В то же время собственные пьесы Набокова показывают, что можно с уважением относиться к драматическим канонам и при этом сохранять оригинальность, как можно писать оригинальные стихи, не пренебрегая основными требованиями просодии, или, если перефразировать Т. С. Элиота, блестяще играть в теннис, не убирая сетки.

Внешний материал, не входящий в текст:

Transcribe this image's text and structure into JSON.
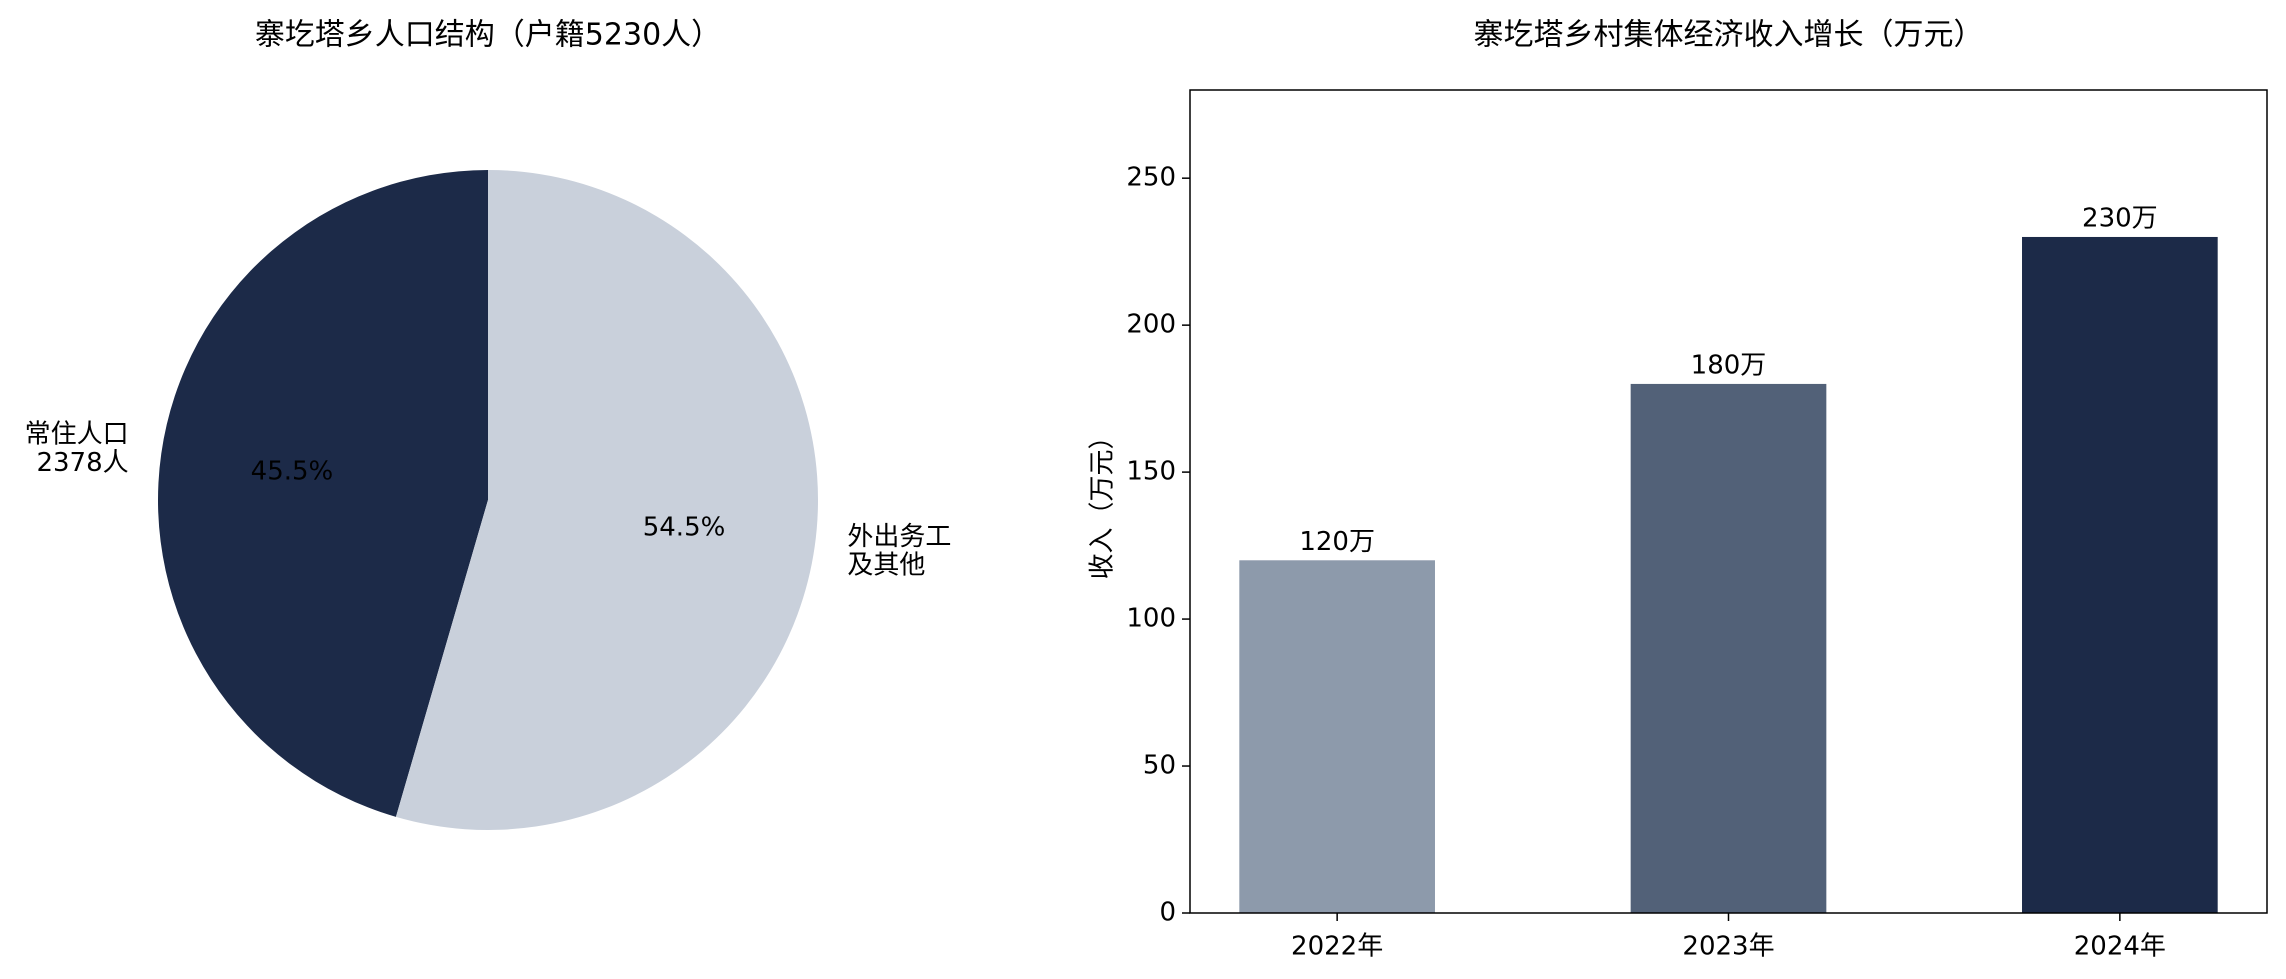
{
  "chart_data": [
    {
      "type": "pie",
      "title": "寨圪塔乡人口结构（户籍5230人）",
      "labels": [
        "常住人口\n2378人",
        "外出务工\n及其他"
      ],
      "values": [
        45.5,
        54.5
      ],
      "value_labels": [
        "45.5%",
        "54.5%"
      ],
      "colors": [
        "#1c2a48",
        "#c9d0db"
      ]
    },
    {
      "type": "bar",
      "title": "寨圪塔乡村集体经济收入增长（万元）",
      "categories": [
        "2022年",
        "2023年",
        "2024年"
      ],
      "values": [
        120,
        180,
        230
      ],
      "value_labels": [
        "120万",
        "180万",
        "230万"
      ],
      "colors": [
        "#8d9aab",
        "#526178",
        "#1c2a48"
      ],
      "ylabel": "收入（万元）",
      "ylim": [
        0,
        280
      ],
      "yticks": [
        0,
        50,
        100,
        150,
        200,
        250
      ]
    }
  ]
}
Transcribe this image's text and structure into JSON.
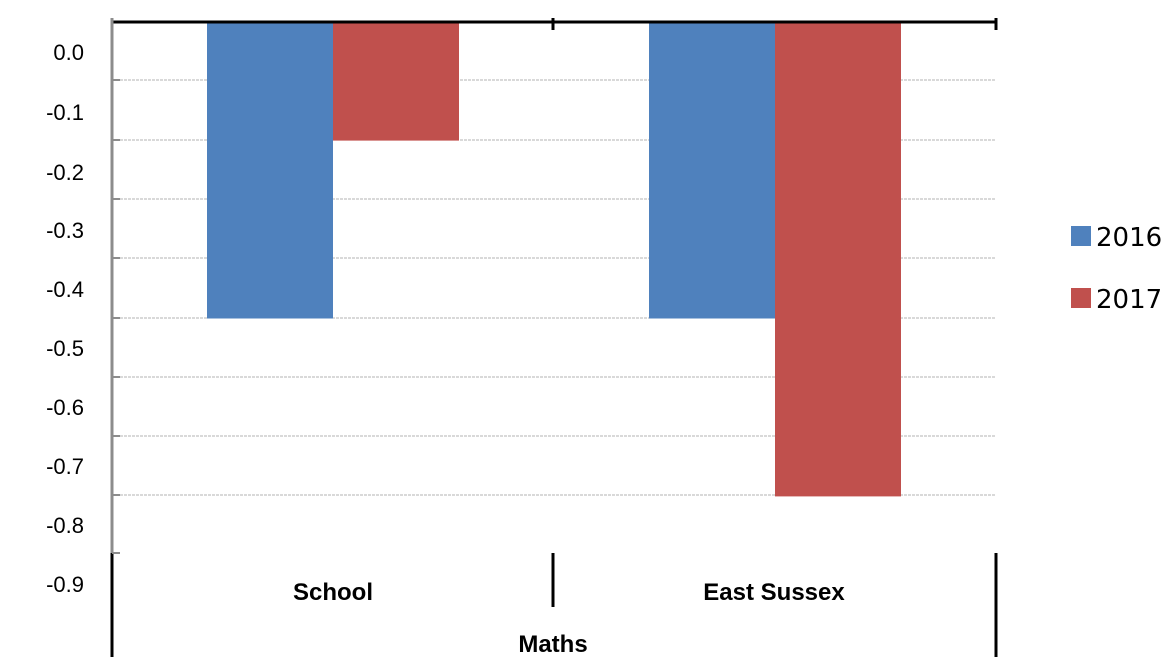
{
  "chart_data": {
    "type": "bar",
    "group_label": "Maths",
    "categories": [
      "School",
      "East Sussex"
    ],
    "series": [
      {
        "name": "2016",
        "values": [
          -0.5,
          -0.5
        ],
        "color": "#4f81bd"
      },
      {
        "name": "2017",
        "values": [
          -0.2,
          -0.8
        ],
        "color": "#c0504d"
      }
    ],
    "y_ticks": [
      "0.0",
      "-0.1",
      "-0.2",
      "-0.3",
      "-0.4",
      "-0.5",
      "-0.6",
      "-0.7",
      "-0.8",
      "-0.9"
    ],
    "ylim": [
      -0.9,
      0.0
    ],
    "grid": true,
    "legend_position": "right"
  }
}
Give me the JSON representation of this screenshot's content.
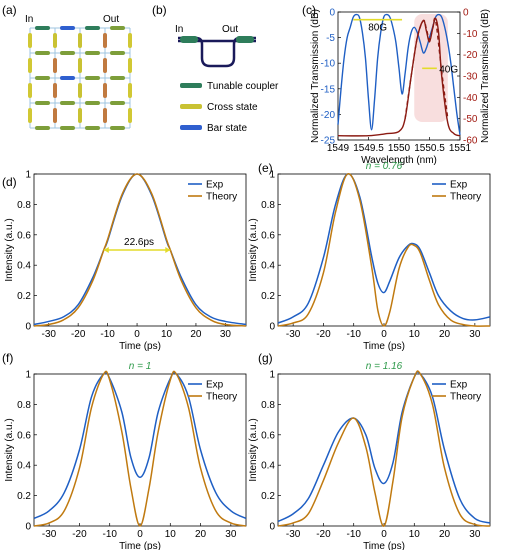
{
  "panel_labels": {
    "a": "(a)",
    "b": "(b)",
    "c": "(c)",
    "d": "(d)",
    "e": "(e)",
    "f": "(f)",
    "g": "(g)"
  },
  "colors": {
    "blue": "#1f5fc4",
    "orange": "#c07a10",
    "green": "#2e9a4a",
    "yellow": "#e3dc2a",
    "dark_red": "#8b1a12",
    "cross": "#7d9e3a",
    "bar_state": "#2f5fcf",
    "tunable": "#2e7d5b"
  },
  "mesh": {
    "in_label": "In",
    "out_label": "Out"
  },
  "legend_b": {
    "in_label": "In",
    "out_label": "Out",
    "items": [
      {
        "label": "Tunable coupler",
        "color": "#2e7d5b"
      },
      {
        "label": "Cross state",
        "color": "#c9c233"
      },
      {
        "label": "Bar state",
        "color": "#2f5fcf"
      }
    ]
  },
  "chart_data": [
    {
      "panel": "(c)",
      "type": "line",
      "xlabel": "Wavelength (nm)",
      "ylabel_left": "Normalized Transmission (dB)",
      "ylabel_right": "Normalized Transmission (dB)",
      "xlim": [
        1549,
        1551
      ],
      "ylim_left": [
        -25,
        0
      ],
      "ylim_right": [
        -60,
        0
      ],
      "xticks": [
        "1549",
        "1549.5",
        "1550",
        "1550.5",
        "1551"
      ],
      "yticks_left": [
        "0",
        "-5",
        "-10",
        "-15",
        "-20",
        "-25"
      ],
      "yticks_right": [
        "0",
        "-10",
        "-20",
        "-30",
        "-40",
        "-50",
        "-60"
      ],
      "annotations": [
        "80G",
        "40G"
      ],
      "series": [
        {
          "color": "#1f5fc4",
          "axis": "left",
          "x": [
            1549,
            1549.05,
            1549.1,
            1549.15,
            1549.2,
            1549.25,
            1549.3,
            1549.35,
            1549.4,
            1549.45,
            1549.5,
            1549.55,
            1549.6,
            1549.65,
            1549.7,
            1549.75,
            1549.8,
            1549.85,
            1549.9,
            1549.95,
            1550,
            1550.05,
            1550.1,
            1550.15,
            1550.2,
            1550.25,
            1550.3,
            1550.35,
            1550.4,
            1550.45,
            1550.5,
            1550.55,
            1550.6,
            1550.65,
            1550.7,
            1550.75,
            1550.8,
            1550.85,
            1550.9,
            1550.95,
            1551
          ],
          "y": [
            -22,
            -15,
            -9,
            -5,
            -3,
            -1,
            -0.5,
            -1,
            -4,
            -9,
            -17,
            -23,
            -17,
            -9,
            -4,
            -1,
            -0.5,
            -1,
            -3,
            -6,
            -11,
            -16,
            -12,
            -7,
            -4,
            -3,
            -4,
            -6,
            -8,
            -7,
            -5,
            -3,
            -1,
            -0.5,
            -1,
            -3,
            -6,
            -10,
            -15,
            -20,
            -24
          ]
        },
        {
          "color": "#8b1a12",
          "axis": "right",
          "x": [
            1549,
            1549.5,
            1549.8,
            1550,
            1550.1,
            1550.2,
            1550.3,
            1550.4,
            1550.45,
            1550.5,
            1550.55,
            1550.6,
            1550.65,
            1550.7,
            1550.8,
            1550.9,
            1551
          ],
          "y": [
            -58,
            -58,
            -57,
            -56,
            -50,
            -30,
            -12,
            -4,
            -9,
            -14,
            -8,
            -3,
            -10,
            -30,
            -52,
            -57,
            -58
          ]
        },
        {
          "color": "#8b1a12",
          "axis": "right",
          "style": "dashed",
          "x": [
            1550.1,
            1550.2,
            1550.3,
            1550.4,
            1550.45,
            1550.5,
            1550.55,
            1550.6,
            1550.7,
            1550.8
          ],
          "y": [
            -50,
            -30,
            -12,
            -4,
            -8,
            -13,
            -8,
            -4,
            -28,
            -50
          ]
        }
      ]
    },
    {
      "panel": "(d)",
      "type": "line",
      "xlabel": "Time (ps)",
      "ylabel": "Intensity (a.u.)",
      "xlim": [
        -35,
        37
      ],
      "ylim": [
        0,
        1
      ],
      "xticks": [
        "-30",
        "-20",
        "-10",
        "0",
        "10",
        "20",
        "30"
      ],
      "yticks": [
        "0",
        "0.2",
        "0.4",
        "0.6",
        "0.8",
        "1"
      ],
      "annotation": "22.6ps",
      "series": [
        {
          "name": "Exp",
          "color": "#1f5fc4",
          "x": [
            -35,
            -30,
            -25,
            -20,
            -15,
            -11.3,
            -10,
            -5,
            0,
            5,
            10,
            11.3,
            15,
            20,
            25,
            30,
            37
          ],
          "y": [
            0.01,
            0.03,
            0.06,
            0.14,
            0.32,
            0.5,
            0.56,
            0.86,
            1,
            0.86,
            0.56,
            0.5,
            0.32,
            0.14,
            0.06,
            0.03,
            0.01
          ]
        },
        {
          "name": "Theory",
          "color": "#c07a10",
          "x": [
            -35,
            -30,
            -25,
            -20,
            -15,
            -11.3,
            -10,
            -5,
            0,
            5,
            10,
            11.3,
            15,
            20,
            25,
            30,
            37
          ],
          "y": [
            0,
            0.01,
            0.04,
            0.12,
            0.3,
            0.5,
            0.57,
            0.87,
            1,
            0.87,
            0.57,
            0.5,
            0.3,
            0.12,
            0.04,
            0.01,
            0
          ]
        }
      ]
    },
    {
      "panel": "(e)",
      "type": "line",
      "title": "n = 0.76",
      "xlabel": "Time (ps)",
      "ylabel": "Intensity (a.u.)",
      "xlim": [
        -35,
        35
      ],
      "ylim": [
        0,
        1
      ],
      "xticks": [
        "-30",
        "-20",
        "-10",
        "0",
        "10",
        "20",
        "30"
      ],
      "yticks": [
        "0",
        "0.2",
        "0.4",
        "0.6",
        "0.8",
        "1"
      ],
      "series": [
        {
          "name": "Exp",
          "color": "#1f5fc4",
          "x": [
            -35,
            -30,
            -25,
            -20,
            -16,
            -12,
            -8,
            -4,
            -2,
            0,
            2,
            5,
            8,
            10,
            12,
            15,
            18,
            22,
            26,
            30,
            35
          ],
          "y": [
            0.02,
            0.06,
            0.15,
            0.45,
            0.8,
            1,
            0.85,
            0.45,
            0.28,
            0.22,
            0.3,
            0.45,
            0.53,
            0.54,
            0.5,
            0.35,
            0.2,
            0.1,
            0.05,
            0.04,
            0.06
          ]
        },
        {
          "name": "Theory",
          "color": "#c07a10",
          "x": [
            -35,
            -30,
            -25,
            -20,
            -16,
            -12,
            -8,
            -4,
            -2,
            0,
            2,
            5,
            8,
            10,
            12,
            15,
            18,
            22,
            26,
            30,
            35
          ],
          "y": [
            0,
            0.02,
            0.08,
            0.35,
            0.75,
            1,
            0.83,
            0.38,
            0.1,
            0,
            0.1,
            0.38,
            0.52,
            0.53,
            0.48,
            0.3,
            0.14,
            0.04,
            0.01,
            0,
            0
          ]
        }
      ]
    },
    {
      "panel": "(f)",
      "type": "line",
      "title": "n = 1",
      "xlabel": "Time (ps)",
      "ylabel": "Intensity (a.u.)",
      "xlim": [
        -35,
        35
      ],
      "ylim": [
        0,
        1
      ],
      "xticks": [
        "-30",
        "-20",
        "-10",
        "0",
        "10",
        "20",
        "30"
      ],
      "yticks": [
        "0",
        "0.2",
        "0.4",
        "0.6",
        "0.8",
        "1"
      ],
      "series": [
        {
          "name": "Exp",
          "color": "#1f5fc4",
          "x": [
            -35,
            -30,
            -25,
            -20,
            -16,
            -12,
            -10,
            -6,
            -3,
            0,
            3,
            6,
            10,
            12,
            16,
            20,
            25,
            30,
            35
          ],
          "y": [
            0.05,
            0.1,
            0.22,
            0.5,
            0.85,
            1,
            0.97,
            0.75,
            0.45,
            0.32,
            0.45,
            0.75,
            0.97,
            1,
            0.85,
            0.5,
            0.22,
            0.1,
            0.05
          ]
        },
        {
          "name": "Theory",
          "color": "#c07a10",
          "x": [
            -35,
            -30,
            -25,
            -20,
            -16,
            -12,
            -10,
            -6,
            -3,
            0,
            3,
            6,
            10,
            12,
            16,
            20,
            25,
            30,
            35
          ],
          "y": [
            0,
            0.02,
            0.1,
            0.38,
            0.78,
            1,
            0.96,
            0.62,
            0.25,
            0,
            0.25,
            0.62,
            0.96,
            1,
            0.78,
            0.38,
            0.1,
            0.02,
            0
          ]
        }
      ]
    },
    {
      "panel": "(g)",
      "type": "line",
      "title": "n = 1.16",
      "xlabel": "Time (ps)",
      "ylabel": "Intensity (a.u.)",
      "xlim": [
        -35,
        35
      ],
      "ylim": [
        0,
        1
      ],
      "xticks": [
        "-30",
        "-20",
        "-10",
        "0",
        "10",
        "20",
        "30"
      ],
      "yticks": [
        "0",
        "0.2",
        "0.4",
        "0.6",
        "0.8",
        "1"
      ],
      "series": [
        {
          "name": "Exp",
          "color": "#1f5fc4",
          "x": [
            -35,
            -30,
            -25,
            -20,
            -15,
            -10,
            -6,
            -3,
            0,
            3,
            6,
            10,
            12,
            16,
            20,
            25,
            30,
            35
          ],
          "y": [
            0.03,
            0.08,
            0.18,
            0.4,
            0.62,
            0.71,
            0.6,
            0.38,
            0.28,
            0.42,
            0.75,
            0.98,
            1,
            0.85,
            0.5,
            0.18,
            0.05,
            0.02
          ]
        },
        {
          "name": "Theory",
          "color": "#c07a10",
          "x": [
            -35,
            -30,
            -25,
            -20,
            -15,
            -10,
            -6,
            -3,
            0,
            3,
            6,
            10,
            12,
            16,
            20,
            25,
            30,
            35
          ],
          "y": [
            0,
            0.02,
            0.08,
            0.3,
            0.55,
            0.71,
            0.52,
            0.22,
            0,
            0.3,
            0.72,
            0.98,
            1,
            0.8,
            0.38,
            0.08,
            0.01,
            0
          ]
        }
      ]
    }
  ]
}
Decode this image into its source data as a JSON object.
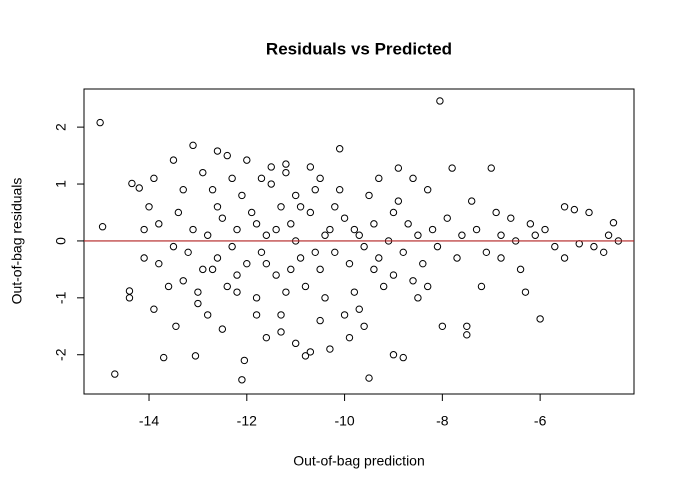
{
  "chart_data": {
    "type": "scatter",
    "title": "Residuals vs Predicted",
    "x_label": "Out-of-bag prediction",
    "y_label": "Out-of-bag residuals",
    "x": [
      -15.0,
      -14.95,
      -14.7,
      -14.4,
      -14.4,
      -14.35,
      -14.2,
      -14.1,
      -14.0,
      -13.9,
      -13.8,
      -13.7,
      -13.6,
      -13.5,
      -13.45,
      -13.3,
      -13.1,
      -13.05,
      -13.0,
      -12.9,
      -12.7,
      -12.6,
      -12.5,
      -12.4,
      -12.2,
      -12.1,
      -12.05,
      -12.0,
      -11.8,
      -11.6,
      -11.5,
      -11.3,
      -11.2,
      -11.0,
      -10.8,
      -10.7,
      -10.5,
      -10.3,
      -10.1,
      -9.9,
      -9.6,
      -9.5,
      -9.3,
      -9.0,
      -8.9,
      -8.8,
      -8.6,
      -8.5,
      -8.3,
      -8.05,
      -8.0,
      -7.8,
      -7.5,
      -7.5,
      -7.4,
      -7.2,
      -7.0,
      -6.9,
      -6.8,
      -6.6,
      -6.4,
      -6.2,
      -6.0,
      -5.9,
      -5.7,
      -5.5,
      -5.3,
      -5.2,
      -5.0,
      -4.9,
      -4.7,
      -4.6,
      -4.5,
      -4.4,
      -5.5,
      -6.3,
      -11.0,
      -11.1,
      -10.9,
      -10.7,
      -10.5,
      -11.3,
      -11.4,
      -10.3,
      -10.2,
      -11.6,
      -11.7,
      -10.0,
      -9.9,
      -11.9,
      -12.0,
      -9.7,
      -9.6,
      -12.2,
      -12.3,
      -9.4,
      -9.3,
      -12.5,
      -12.6,
      -9.1,
      -9.0,
      -12.8,
      -12.9,
      -8.8,
      -8.7,
      -13.1,
      -13.2,
      -8.5,
      -8.4,
      -13.4,
      -13.5,
      -8.2,
      -8.1,
      -7.9,
      -7.7,
      -7.6,
      -11.0,
      -10.8,
      -11.2,
      -10.6,
      -10.4,
      -11.5,
      -11.8,
      -10.1,
      -9.8,
      -12.1,
      -12.4,
      -9.5,
      -9.2,
      -12.7,
      -13.0,
      -8.9,
      -8.6,
      -11.1,
      -10.9,
      -10.6,
      -11.4,
      -10.4,
      -11.6,
      -10.2,
      -11.8,
      -9.8,
      -12.2,
      -9.4,
      -12.6,
      -9.0,
      -13.3,
      -8.3,
      -7.3,
      -7.1,
      -6.8,
      -6.5,
      -6.1,
      -13.8,
      -14.1,
      -13.9,
      -10.0,
      -11.2,
      -10.7,
      -11.7,
      -9.7,
      -12.3,
      -12.8,
      -10.5,
      -11.3
    ],
    "values": [
      2.08,
      0.25,
      -2.34,
      -0.88,
      -1.0,
      1.01,
      0.93,
      -0.3,
      0.6,
      1.1,
      0.3,
      -2.05,
      -0.8,
      1.42,
      -1.5,
      0.9,
      1.68,
      -2.02,
      -1.1,
      1.2,
      -0.5,
      1.58,
      -1.55,
      1.5,
      -0.9,
      -2.44,
      -2.1,
      1.42,
      -1.3,
      -1.7,
      1.3,
      -1.6,
      1.35,
      -1.8,
      -2.02,
      -1.95,
      1.1,
      -1.9,
      1.62,
      -1.7,
      -1.5,
      -2.41,
      1.1,
      -2.0,
      1.28,
      -2.05,
      1.1,
      -1.0,
      0.9,
      2.46,
      -1.5,
      1.28,
      -1.5,
      -1.65,
      0.7,
      -0.8,
      1.28,
      0.5,
      -0.3,
      0.4,
      -0.5,
      0.3,
      -1.37,
      0.2,
      -0.1,
      0.6,
      0.55,
      -0.05,
      0.5,
      -0.1,
      -0.2,
      0.1,
      0.32,
      0.0,
      -0.3,
      -0.9,
      0.0,
      0.3,
      -0.3,
      0.5,
      -0.5,
      0.6,
      -0.6,
      0.2,
      -0.2,
      0.1,
      -0.2,
      0.4,
      -0.4,
      0.5,
      -0.4,
      0.1,
      -0.1,
      0.2,
      -0.1,
      0.3,
      -0.3,
      0.4,
      -0.3,
      0.0,
      0.5,
      0.1,
      -0.5,
      -0.2,
      0.3,
      0.2,
      -0.2,
      0.1,
      -0.4,
      0.5,
      -0.1,
      0.2,
      -0.1,
      0.4,
      -0.3,
      0.1,
      0.8,
      -0.8,
      -0.9,
      0.9,
      -1.0,
      1.0,
      -1.0,
      0.9,
      -0.9,
      0.8,
      -0.8,
      0.8,
      -0.8,
      0.9,
      -0.9,
      0.7,
      -0.7,
      -0.5,
      0.6,
      -0.2,
      0.2,
      0.1,
      -0.4,
      0.6,
      0.3,
      0.2,
      -0.6,
      -0.5,
      0.6,
      -0.6,
      -0.7,
      -0.8,
      0.2,
      -0.2,
      0.1,
      0.0,
      0.1,
      -0.4,
      0.2,
      -1.2,
      -1.3,
      1.2,
      1.3,
      1.1,
      -1.2,
      1.1,
      -1.3,
      -1.4,
      -1.3
    ],
    "color": "#000000",
    "hline": {
      "value": 0,
      "color": "#b22222"
    },
    "xlim": [
      -15.33,
      -4.08
    ],
    "ylim": [
      -2.69,
      2.67
    ],
    "xticks": [
      -14,
      -12,
      -10,
      -8,
      -6
    ],
    "yticks": [
      -2,
      -1,
      0,
      1,
      2
    ]
  }
}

Были люди, которым лекторская ипостась отца представлялась странной и чем-то предосудительной. Он не только был противником вторжения административного быта в академический и растрачивания драгоценного времени на жизнерадостное участие в делах университетского кампуса, но еще и читал тщательно подготовленные лекции, вместо того чтобы предаваться болтливым импровизациям. «Я вдруг понял, — сказал однажды Набоков, — что совершенно не способен говорить на публику. И решил загодя написать добрую сотню лекций... Благодаря этой методе я никогда не запинался, а аудитория получала чистый продукт моего знания» {106} . Надо думать, что с того времени, как различные лекции Набокова, восстановленные по набросанным им больше трех десятилетий назад заметкам, начали появляться в печати, по крайней мере некоторые из его оппонентов поняли, что целеустремленность и скрупулезность отца имели свои преимущества.

106

«Apostrophes», Французское телевидение, 1975 (Фонд хранения в рамках завещания В. Набокова, номер 38).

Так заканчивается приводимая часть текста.